ANTONIO MONTINARO era un Assistente della Polizia di Stato e ricopriva il ruolo di capo della scorta di Giovanni Falcone. Viaggiava nell’auto guidata da Vito Schifani. Originario di Lecce e figlio di un pescatore, Antonio aveva 30 anni quando, il 23 maggio 1992, perse la vita nell’esplosione sull’autostrada A29, all’altezza dello svincolo per Capaci. Lasciò la moglie Tina, oggi una delle promotrici dell’associazione vittime di mafia, e due bambini. Antonio era un professionista nel suo lavoro e affrontava con coscienza i rischi che comportava la sua mansione di scorta del giudice Falcone. In una delle sue riflessioni, disse: “Chiunque fa questa attività, ha la capacità di scegliere tra la paura e la vigliaccheria. La paura è qualcosa che tutti abbiamo: chi ha paura sogna, chi ha paura ama, chi ha paura piange. È la vigliaccheria che non si capisce e non deve rientrare nell’ottica umana”. Antonio Montinaro rappresentava un uomo consapevole dei rischi che correva, ma innamorato dello Stato, e divenne un esempio di coraggio e dedizione per la Polizia di Stato. In sua memoria, il Comune di Calimera ha intitolato una piazza e eretto un piccolo monumento costituito da un masso estratto dal luogo dell’attentato e da un albero di mandarino di Sicilia. Lo Stato ha riconosciuto il suo sacrificio conferendogli la medaglia d’oro al valore civile e riconoscendo i suoi familiari con la legge n. 302/90 e il Comitato di solidarietà per le vittime dei reati di tipo mafioso, di cui alla legge n. 512/99.

Eroi della scorta di Falcone: oltre il sacrificio

Oggi, abbiamo voluto rendere omaggio a questi uomini coraggiosi che hanno sacrificato le proprie vite nella lotta contro la mafia.

La strage di Capaci è stata un momento di sconcerto e indignazione, ma ha anche rafforzato la volontà dello Stato e della società civile nel combattere la criminalità organizzata.

Ricordiamo Vito Schifani, Rocco Dicillo e Antonio Montinaro come eroi che hanno dato il massimo per proteggere la nostra società dal male della mafia. Le loro storie di dedizione e sacrificio sono esempi che dobbiamo tramandare alle future generazioni, affinché possano comprendere l’importanza di combattere la criminalità organizzata e preservare la nostra democrazia.
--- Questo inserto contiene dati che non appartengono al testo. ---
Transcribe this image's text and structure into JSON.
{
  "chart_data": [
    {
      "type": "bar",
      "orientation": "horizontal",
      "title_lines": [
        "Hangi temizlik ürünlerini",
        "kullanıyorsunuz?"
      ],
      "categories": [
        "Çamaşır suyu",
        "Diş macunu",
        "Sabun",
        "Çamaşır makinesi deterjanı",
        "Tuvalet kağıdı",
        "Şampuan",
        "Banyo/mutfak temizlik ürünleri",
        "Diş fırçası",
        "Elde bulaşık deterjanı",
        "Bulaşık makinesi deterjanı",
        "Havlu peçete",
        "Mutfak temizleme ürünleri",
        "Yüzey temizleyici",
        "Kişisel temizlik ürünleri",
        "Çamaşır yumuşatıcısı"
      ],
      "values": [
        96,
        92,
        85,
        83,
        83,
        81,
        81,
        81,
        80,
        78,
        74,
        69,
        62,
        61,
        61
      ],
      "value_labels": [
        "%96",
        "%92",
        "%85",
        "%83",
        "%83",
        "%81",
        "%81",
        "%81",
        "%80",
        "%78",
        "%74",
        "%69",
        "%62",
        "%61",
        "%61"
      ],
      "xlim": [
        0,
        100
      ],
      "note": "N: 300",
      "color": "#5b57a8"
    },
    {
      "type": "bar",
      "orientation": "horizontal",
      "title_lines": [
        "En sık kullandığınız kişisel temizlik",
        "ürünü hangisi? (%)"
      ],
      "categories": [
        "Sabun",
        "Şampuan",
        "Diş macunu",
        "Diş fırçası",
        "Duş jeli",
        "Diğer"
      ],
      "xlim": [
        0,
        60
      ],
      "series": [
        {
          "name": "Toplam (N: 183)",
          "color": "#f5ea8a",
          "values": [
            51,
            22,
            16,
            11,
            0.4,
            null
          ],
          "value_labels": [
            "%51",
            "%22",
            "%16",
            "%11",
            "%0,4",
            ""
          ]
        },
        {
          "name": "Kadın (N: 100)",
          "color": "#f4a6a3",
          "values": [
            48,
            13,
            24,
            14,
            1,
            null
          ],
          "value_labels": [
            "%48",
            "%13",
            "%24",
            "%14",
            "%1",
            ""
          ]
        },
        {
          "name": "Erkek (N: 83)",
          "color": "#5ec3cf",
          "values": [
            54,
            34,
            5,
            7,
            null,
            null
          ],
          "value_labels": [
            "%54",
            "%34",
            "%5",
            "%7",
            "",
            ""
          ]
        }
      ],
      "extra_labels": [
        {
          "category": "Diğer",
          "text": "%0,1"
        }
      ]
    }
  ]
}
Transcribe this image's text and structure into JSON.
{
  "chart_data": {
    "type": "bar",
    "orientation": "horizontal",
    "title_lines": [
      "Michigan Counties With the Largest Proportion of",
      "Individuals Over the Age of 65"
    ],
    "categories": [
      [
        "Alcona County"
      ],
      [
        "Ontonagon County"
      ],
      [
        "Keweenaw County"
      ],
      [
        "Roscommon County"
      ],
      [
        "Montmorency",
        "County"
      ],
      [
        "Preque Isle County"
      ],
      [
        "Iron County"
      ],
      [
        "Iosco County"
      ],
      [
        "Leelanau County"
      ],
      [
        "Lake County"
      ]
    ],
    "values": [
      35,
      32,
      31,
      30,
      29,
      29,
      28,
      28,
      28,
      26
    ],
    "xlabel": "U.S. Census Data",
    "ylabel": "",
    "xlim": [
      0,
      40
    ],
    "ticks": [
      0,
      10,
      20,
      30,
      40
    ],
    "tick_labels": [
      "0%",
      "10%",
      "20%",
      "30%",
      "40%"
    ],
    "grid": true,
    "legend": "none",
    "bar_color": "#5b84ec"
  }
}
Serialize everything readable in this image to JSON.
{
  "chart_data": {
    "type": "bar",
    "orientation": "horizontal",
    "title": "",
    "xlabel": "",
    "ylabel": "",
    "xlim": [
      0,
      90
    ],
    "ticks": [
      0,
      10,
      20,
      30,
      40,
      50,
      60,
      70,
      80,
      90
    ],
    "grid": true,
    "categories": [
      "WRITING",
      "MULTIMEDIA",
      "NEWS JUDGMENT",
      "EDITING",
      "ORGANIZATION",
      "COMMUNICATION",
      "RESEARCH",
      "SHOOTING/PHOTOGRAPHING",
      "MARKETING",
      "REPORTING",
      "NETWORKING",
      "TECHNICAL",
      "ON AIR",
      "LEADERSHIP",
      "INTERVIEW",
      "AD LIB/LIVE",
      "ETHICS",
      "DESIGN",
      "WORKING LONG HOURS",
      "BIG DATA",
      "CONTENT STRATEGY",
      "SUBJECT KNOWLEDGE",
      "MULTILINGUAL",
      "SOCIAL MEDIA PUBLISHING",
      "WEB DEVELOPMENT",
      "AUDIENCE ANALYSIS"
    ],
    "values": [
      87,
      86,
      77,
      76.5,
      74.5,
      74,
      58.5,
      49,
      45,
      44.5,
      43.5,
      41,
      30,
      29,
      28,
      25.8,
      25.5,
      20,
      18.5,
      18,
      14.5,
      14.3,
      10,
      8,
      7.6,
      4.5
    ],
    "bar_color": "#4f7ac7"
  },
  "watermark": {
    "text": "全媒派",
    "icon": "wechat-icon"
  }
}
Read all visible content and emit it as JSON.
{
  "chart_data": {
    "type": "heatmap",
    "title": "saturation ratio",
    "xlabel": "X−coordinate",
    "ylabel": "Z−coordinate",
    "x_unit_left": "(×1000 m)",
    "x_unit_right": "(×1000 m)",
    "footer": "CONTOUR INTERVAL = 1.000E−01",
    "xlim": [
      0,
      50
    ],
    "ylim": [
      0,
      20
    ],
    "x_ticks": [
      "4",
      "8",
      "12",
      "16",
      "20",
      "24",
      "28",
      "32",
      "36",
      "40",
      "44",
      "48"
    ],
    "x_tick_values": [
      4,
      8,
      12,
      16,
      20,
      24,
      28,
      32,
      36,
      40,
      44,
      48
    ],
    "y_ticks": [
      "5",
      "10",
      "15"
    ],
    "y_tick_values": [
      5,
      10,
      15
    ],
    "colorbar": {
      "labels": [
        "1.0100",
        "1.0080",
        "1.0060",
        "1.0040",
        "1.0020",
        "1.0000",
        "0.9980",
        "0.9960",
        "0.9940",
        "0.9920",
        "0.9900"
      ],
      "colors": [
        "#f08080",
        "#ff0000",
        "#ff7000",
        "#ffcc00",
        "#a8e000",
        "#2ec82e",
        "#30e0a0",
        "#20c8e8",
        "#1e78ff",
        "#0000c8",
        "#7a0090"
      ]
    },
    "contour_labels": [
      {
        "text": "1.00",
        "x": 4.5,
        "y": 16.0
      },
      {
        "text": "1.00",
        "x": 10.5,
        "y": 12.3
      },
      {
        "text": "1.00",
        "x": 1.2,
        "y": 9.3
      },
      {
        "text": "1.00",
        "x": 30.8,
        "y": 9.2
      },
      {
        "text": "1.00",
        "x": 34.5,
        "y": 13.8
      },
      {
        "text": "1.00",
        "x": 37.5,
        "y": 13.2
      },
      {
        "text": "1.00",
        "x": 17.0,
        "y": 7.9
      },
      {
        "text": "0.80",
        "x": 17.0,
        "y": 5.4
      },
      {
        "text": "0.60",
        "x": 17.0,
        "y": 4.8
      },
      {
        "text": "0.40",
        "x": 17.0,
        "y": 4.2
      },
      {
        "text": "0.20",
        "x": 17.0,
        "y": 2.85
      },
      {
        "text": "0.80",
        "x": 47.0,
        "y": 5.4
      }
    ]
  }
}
La strage di Capaci non sarà mai dimenticata. Ricordiamo con gratitudine questi eroi e continuiamo a lottare per un’Italia libera dalla mafia, in cui i valori di giustizia e legalità possano trionfare. La loro memoria ci sprona a perseguire una società migliore, in cui ognuno possa vivere senza paura e con la certezza di un futuro più giusto e sicuro.